Unfortunately, today the economic relationship is grotesquely unbalanced. China has piled up somewhere around US$2 trillion of US paper that it can’t get rid of without causing an economic conflagration. Premier Li Keqiang is seeking to redirect the economy away from dependency on exports to build the country’s own consumer society, with a slowing economy getting in the way. The United States consumer remains mired in debt despite five years of deleveraging following the 2009 global financial meltdown. As Roach points out, “as the Great Recession exposed America’s imbalances, it did the same for China’s. “
Both countries face the prospect of major structural change if they are to regain their equilibrium. China, under Li’s direction, appears committed to change, warning the country that its years of headlong growth are over and that it must adapt to a new situation. The United States shows no such commitment. The country must rebuild its infrastructure and revitalize its education system. It must increase its savings rate and stop living on borrowed money and borrowed time. But, as Roach says, the US has little appetite for doing anything beyond blaming the rest of the world, particularly China, for its problems.

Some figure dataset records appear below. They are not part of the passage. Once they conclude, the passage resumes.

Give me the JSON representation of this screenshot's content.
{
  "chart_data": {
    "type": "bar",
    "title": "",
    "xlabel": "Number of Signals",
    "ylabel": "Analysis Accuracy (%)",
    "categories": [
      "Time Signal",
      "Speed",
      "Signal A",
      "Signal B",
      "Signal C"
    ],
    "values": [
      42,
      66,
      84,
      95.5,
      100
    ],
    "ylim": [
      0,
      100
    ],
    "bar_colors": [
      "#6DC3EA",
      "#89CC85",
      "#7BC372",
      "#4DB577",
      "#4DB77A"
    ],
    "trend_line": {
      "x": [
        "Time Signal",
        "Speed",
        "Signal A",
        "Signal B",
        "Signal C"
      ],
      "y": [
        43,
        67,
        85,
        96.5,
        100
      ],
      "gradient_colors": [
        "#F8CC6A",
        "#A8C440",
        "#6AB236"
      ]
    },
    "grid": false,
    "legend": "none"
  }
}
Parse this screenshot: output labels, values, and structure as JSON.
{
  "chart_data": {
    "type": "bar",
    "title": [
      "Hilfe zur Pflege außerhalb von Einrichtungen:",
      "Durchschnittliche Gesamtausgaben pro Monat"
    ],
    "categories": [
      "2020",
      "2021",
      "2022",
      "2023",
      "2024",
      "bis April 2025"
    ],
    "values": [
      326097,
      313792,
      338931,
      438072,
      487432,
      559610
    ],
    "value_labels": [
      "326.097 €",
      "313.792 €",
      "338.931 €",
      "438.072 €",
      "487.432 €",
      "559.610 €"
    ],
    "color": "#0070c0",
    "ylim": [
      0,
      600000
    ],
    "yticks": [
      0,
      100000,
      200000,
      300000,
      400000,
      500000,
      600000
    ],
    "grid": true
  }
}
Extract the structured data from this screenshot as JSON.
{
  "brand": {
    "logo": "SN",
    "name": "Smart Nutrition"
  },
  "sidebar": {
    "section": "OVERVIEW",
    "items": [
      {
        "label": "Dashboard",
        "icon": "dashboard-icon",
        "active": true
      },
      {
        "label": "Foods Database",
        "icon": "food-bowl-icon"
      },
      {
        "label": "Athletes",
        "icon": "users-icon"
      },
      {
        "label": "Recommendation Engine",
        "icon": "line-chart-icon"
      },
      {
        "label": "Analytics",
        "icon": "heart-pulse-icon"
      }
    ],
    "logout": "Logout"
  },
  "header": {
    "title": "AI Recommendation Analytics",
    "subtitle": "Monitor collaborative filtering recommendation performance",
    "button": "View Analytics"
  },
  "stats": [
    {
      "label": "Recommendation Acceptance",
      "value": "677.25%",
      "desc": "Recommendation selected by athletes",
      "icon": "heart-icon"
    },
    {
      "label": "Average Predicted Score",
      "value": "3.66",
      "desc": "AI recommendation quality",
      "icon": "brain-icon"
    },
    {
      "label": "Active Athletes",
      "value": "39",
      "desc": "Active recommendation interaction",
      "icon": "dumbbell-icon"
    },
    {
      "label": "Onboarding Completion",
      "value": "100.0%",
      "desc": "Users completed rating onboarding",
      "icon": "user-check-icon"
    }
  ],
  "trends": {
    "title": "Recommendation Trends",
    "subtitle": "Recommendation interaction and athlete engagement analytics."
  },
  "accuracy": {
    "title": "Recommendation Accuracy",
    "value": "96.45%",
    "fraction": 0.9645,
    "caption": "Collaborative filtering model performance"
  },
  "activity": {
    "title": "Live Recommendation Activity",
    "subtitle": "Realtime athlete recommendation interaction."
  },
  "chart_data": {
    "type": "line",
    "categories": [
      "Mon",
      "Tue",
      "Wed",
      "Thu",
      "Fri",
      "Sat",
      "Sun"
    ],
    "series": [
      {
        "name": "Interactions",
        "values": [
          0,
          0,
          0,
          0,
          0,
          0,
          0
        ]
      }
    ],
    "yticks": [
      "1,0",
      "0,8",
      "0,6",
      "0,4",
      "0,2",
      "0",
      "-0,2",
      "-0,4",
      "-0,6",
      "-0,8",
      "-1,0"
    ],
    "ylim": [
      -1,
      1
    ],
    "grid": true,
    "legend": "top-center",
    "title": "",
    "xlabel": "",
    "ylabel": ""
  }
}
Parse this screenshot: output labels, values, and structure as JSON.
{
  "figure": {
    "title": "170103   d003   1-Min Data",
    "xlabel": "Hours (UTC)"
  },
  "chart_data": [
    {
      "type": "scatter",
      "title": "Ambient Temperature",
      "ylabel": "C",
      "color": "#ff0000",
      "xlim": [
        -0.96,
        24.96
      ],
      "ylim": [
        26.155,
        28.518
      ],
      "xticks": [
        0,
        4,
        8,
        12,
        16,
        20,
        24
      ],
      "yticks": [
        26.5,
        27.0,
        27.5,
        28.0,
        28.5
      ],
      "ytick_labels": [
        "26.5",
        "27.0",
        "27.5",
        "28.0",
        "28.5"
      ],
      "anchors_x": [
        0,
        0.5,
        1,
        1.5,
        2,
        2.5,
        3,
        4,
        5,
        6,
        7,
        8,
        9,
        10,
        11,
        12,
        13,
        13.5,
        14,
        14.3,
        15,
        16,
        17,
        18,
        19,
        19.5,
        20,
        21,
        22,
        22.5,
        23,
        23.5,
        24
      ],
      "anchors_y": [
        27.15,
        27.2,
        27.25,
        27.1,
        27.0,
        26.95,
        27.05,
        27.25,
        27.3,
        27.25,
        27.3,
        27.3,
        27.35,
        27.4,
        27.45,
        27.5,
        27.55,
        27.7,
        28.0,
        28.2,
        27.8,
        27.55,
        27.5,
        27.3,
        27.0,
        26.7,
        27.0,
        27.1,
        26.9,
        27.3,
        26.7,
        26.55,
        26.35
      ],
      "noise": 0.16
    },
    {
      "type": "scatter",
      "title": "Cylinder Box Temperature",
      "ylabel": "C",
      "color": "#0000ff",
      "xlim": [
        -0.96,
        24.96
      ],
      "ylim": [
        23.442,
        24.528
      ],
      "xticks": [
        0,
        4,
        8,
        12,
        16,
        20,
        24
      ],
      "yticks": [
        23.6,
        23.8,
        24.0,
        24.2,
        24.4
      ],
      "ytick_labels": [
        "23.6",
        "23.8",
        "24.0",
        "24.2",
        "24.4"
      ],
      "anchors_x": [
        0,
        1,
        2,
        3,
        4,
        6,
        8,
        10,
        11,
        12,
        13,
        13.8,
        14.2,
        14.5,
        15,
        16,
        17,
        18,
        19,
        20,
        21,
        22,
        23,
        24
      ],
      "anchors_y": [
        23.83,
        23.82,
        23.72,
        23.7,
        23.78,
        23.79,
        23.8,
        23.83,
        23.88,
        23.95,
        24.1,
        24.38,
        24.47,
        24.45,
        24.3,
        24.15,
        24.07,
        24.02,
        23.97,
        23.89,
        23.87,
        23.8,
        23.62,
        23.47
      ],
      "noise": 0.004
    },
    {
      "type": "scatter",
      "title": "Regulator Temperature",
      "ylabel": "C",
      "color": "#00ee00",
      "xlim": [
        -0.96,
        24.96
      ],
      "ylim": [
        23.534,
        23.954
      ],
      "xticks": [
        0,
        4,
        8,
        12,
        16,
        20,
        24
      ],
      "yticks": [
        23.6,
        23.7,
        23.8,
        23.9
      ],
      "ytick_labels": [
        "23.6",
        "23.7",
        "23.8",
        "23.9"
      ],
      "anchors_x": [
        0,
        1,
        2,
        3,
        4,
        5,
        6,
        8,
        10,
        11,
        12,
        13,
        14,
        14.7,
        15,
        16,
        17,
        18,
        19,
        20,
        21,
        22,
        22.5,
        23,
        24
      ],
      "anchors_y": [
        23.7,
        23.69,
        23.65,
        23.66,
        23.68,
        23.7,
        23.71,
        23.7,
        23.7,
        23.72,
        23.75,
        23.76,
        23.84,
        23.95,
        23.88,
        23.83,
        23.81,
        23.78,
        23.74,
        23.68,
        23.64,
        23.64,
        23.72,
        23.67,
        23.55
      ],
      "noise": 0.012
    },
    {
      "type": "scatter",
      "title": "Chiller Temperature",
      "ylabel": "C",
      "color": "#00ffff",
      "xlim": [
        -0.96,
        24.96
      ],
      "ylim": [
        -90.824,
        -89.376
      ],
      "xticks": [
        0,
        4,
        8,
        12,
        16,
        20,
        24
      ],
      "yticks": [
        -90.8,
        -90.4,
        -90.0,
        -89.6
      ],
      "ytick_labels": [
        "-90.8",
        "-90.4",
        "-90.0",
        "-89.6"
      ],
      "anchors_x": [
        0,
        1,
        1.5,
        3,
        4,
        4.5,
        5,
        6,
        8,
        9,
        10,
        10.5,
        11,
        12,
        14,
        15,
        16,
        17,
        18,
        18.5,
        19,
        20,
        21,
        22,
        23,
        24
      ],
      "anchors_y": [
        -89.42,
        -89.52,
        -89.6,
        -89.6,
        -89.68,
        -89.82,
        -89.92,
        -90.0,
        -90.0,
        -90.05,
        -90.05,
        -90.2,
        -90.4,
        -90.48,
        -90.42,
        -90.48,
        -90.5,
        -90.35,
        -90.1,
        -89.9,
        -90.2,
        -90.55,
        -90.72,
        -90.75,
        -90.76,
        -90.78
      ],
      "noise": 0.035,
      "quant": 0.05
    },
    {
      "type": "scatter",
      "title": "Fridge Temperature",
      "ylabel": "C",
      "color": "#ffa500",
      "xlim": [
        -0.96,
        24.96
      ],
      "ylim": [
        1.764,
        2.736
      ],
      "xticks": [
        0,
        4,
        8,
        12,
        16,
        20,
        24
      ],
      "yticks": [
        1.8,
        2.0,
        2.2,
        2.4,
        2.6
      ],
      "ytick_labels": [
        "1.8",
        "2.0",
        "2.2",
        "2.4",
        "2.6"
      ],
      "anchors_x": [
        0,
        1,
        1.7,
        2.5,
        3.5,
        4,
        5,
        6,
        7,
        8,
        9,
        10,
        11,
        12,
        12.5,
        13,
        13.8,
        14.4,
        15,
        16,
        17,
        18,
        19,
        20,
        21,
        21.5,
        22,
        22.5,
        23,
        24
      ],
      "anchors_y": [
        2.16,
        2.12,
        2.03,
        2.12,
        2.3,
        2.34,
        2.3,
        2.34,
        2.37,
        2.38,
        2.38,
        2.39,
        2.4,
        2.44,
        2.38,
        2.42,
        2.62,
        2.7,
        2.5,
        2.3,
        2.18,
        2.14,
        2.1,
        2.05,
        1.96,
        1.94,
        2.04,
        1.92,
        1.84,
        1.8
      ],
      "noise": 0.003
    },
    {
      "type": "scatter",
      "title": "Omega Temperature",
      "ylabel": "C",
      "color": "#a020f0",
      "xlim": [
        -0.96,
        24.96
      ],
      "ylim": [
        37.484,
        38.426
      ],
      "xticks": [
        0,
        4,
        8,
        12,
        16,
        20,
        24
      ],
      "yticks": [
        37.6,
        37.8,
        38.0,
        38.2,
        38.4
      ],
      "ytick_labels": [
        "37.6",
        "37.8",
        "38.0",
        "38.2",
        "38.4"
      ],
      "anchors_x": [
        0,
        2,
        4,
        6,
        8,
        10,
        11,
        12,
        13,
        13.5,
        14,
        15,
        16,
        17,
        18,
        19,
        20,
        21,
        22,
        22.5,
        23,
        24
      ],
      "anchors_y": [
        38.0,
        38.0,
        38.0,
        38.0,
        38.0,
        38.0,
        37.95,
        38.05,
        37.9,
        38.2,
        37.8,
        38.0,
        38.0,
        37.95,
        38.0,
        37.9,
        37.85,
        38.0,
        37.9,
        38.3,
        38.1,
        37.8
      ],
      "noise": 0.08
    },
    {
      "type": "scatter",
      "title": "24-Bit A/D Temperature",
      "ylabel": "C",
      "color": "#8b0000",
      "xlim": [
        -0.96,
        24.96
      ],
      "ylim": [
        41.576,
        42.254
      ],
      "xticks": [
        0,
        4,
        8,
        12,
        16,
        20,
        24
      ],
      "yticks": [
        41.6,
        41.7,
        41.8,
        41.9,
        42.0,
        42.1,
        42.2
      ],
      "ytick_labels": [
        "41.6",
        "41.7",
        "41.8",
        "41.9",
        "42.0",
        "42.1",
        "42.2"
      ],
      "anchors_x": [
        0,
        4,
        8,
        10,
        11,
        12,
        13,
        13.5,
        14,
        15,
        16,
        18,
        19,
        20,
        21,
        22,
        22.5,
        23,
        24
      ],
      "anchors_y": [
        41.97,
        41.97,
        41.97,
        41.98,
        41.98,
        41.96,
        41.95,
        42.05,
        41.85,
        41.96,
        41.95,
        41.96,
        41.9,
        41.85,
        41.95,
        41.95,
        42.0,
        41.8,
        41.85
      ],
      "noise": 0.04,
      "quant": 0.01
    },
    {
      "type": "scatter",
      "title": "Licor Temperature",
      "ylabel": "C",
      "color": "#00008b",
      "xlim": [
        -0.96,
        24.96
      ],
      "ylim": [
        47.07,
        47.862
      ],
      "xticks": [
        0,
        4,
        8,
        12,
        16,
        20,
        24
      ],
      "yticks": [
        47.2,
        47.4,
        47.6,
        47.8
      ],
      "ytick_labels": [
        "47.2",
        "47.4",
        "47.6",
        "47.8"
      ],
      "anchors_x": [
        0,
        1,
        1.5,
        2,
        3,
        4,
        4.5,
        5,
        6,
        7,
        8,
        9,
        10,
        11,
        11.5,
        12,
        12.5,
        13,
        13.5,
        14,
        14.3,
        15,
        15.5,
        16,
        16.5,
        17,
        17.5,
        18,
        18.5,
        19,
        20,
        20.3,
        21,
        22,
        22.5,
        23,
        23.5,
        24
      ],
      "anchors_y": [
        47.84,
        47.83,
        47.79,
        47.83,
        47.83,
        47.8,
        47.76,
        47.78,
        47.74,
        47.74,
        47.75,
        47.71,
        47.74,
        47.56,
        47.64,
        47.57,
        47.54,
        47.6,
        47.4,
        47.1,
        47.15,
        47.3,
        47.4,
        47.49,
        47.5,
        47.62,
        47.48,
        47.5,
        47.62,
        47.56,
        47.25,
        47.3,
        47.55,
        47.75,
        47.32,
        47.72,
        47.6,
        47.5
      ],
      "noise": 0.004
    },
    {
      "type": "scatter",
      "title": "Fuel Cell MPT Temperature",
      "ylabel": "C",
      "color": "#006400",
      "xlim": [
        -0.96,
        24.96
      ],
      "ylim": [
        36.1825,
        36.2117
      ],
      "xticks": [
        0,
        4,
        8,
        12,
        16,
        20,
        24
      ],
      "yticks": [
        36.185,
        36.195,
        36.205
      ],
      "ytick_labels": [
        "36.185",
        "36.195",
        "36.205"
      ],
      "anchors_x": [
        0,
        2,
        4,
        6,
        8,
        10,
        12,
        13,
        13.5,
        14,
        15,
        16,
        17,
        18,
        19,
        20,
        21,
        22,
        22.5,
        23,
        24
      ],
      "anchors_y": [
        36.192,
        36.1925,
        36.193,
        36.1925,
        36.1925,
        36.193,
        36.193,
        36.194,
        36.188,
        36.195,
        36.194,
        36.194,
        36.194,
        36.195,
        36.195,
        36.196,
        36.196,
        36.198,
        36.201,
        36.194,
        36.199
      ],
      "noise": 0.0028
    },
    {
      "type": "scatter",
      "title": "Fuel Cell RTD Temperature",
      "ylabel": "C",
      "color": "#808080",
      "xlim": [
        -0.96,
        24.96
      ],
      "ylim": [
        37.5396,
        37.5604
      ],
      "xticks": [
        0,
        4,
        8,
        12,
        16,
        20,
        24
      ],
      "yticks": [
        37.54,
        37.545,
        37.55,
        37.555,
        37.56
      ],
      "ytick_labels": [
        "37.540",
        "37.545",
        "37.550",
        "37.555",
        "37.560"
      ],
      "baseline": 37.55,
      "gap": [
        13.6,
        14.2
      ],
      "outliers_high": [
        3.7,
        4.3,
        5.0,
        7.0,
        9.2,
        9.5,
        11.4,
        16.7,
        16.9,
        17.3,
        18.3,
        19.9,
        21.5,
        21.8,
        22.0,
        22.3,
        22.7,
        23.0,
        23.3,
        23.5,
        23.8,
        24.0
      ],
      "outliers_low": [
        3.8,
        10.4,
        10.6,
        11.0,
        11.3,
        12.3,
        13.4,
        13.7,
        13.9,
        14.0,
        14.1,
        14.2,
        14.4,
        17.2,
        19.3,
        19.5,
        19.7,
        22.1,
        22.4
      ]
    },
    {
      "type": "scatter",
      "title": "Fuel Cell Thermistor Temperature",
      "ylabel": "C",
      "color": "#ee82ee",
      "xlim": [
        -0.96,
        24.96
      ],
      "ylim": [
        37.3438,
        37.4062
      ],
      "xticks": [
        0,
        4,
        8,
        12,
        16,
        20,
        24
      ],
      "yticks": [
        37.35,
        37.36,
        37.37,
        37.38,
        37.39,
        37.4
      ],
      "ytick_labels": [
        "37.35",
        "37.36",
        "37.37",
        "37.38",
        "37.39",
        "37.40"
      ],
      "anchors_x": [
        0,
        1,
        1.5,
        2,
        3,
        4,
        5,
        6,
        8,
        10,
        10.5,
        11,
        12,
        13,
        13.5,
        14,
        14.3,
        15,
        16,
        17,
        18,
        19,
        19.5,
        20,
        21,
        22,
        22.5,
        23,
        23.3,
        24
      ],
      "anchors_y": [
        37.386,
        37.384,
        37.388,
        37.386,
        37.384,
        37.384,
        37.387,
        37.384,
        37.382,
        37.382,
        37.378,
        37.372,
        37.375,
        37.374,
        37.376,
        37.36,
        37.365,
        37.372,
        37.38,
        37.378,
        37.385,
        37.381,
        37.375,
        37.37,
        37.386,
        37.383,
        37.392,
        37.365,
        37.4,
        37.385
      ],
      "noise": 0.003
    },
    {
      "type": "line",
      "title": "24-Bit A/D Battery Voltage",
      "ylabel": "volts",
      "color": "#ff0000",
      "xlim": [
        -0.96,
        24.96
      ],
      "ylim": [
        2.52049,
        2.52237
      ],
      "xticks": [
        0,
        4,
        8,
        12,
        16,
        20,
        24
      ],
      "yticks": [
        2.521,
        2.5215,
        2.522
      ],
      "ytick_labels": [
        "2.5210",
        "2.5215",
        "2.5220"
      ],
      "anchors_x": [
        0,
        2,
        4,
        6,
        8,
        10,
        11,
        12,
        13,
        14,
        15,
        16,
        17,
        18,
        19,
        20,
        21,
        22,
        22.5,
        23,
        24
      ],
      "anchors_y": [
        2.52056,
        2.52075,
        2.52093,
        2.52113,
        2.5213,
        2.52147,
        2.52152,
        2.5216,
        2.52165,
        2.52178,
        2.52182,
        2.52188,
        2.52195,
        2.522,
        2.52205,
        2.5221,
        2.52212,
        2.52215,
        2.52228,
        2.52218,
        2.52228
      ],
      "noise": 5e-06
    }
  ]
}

“Timing is obviously a key consideration in formulating and rebalancing agendas,” he writes. “The sooner the better, from the standpoint of macroeconomic management. But structural change, almost by definition, entails a major unwinding of deeply embedded habits, incentives and values.”
Unfortunately the United States has a deeply suspicious Congress that defies change. Inward looking, deeply suspicious, its conservative members view government action as encroaching on what they regard as traditional American values – unfortunately largely a myth.
In China, the country’s legacy as a centrally planned economy also creates stiff resistance. Despite almost daily pronouncements of change “big market, small government” as the mantra, there remains strong resistance from the bureaucracy.
As Roach points out, “both nations suffer from classic identity crises that risk turning destructive.” The United States in particular tends to blame China for its problems. Although policymakers pay lip service to globalization, the conservatives believe if China would revalue its currency upward, the problems would be cured. The trade unions believe the country needs more protectionism. If those two maladies were cured, they believe, manufacturing would return to the US and all would be well.
But globalization is here to stay. US competitiveness will continue to be challenged. “Curiously,” Roach writes, “neither nation seems capable of looking into the other’s mirror- to understand how the other sees itself. Caught up in its own pathologies of economic distress, each allows self-interest to trump collective interest.”
It is a bleak picture that Roach paints, and, to one living in Asia, an accurate one. But as he says, the two need to understand each other. “Where would China have been without the open-ended demand of the American consumer? Where would the American consumer have been without the cheap goods and low interest rates made in China? The short answer is that one would have been lost without the other.”
Getting those points across to the two countries will take a major effort. So far there are no answers. Reading Roach’s book would be a good place to at least lean how to pose the questions.